Os Estados Unidos estudam reduzir temporariamente as tarifas sobre todas as importações de carne bovina, informou o Wall Street Journal (WSJ), citando fontes da Casa Branca familiarizadas com o assunto. De acordo com o jornal, a Casa Branca executaria a medida ainda hoje (11) para segurar os altos preços da proteína no país.
Atualmente, os valores da carne bovina no mercado norte-americano enfrentam elevada inflação devido a uma redução histórica do rebanho bovino, que se encontra no menor nível em 75 anos.

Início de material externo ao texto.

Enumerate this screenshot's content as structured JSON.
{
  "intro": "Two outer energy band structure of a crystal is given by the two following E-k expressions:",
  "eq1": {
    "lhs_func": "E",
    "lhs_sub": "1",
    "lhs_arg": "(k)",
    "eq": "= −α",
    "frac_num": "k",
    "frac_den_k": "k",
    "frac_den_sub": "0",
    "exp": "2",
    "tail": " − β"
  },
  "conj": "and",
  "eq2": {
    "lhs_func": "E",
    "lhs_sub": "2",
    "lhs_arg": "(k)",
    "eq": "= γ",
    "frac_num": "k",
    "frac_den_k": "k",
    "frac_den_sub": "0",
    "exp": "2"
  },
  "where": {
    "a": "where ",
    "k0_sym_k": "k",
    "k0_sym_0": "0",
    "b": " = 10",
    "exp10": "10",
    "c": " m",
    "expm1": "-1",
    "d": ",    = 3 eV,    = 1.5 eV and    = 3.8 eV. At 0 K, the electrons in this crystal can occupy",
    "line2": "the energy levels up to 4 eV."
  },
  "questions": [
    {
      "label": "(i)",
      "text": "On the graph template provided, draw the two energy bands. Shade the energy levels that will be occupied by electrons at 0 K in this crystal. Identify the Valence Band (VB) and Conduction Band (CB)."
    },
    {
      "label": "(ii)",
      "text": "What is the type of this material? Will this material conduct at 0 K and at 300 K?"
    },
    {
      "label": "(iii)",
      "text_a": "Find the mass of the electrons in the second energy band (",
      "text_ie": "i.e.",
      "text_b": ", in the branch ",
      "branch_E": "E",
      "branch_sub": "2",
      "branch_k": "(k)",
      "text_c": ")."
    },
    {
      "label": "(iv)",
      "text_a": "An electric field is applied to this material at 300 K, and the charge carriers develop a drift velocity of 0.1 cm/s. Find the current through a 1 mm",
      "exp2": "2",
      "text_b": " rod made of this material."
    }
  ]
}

Segundo o WSJ, a medida suspenderia a cota tarifária anual – que permite a importação de carne bovina com tarifa zero ou reduzida até um limite anual de aproximadamente 700 mil toneladas – para todos os países exportadores. Volumes que ultrapassam esse total entram com uma sobretaxa de 26,4%.
Esse sistema fornece cotas específicas para a Austrália, para a Nova Zelândia e para a Argentina e o Uruguai.
O Brasil, no entanto, não possui uma cota exclusiva de exportação de carne bovina para os EUA, dividindo espaço com outros países em uma única cota de 66 mil toneladas livre de taxações, a qual já foi preenchida em janeiro deste ano. Atualmente, o país utiliza cerca de 50 mil toneladas deste montante.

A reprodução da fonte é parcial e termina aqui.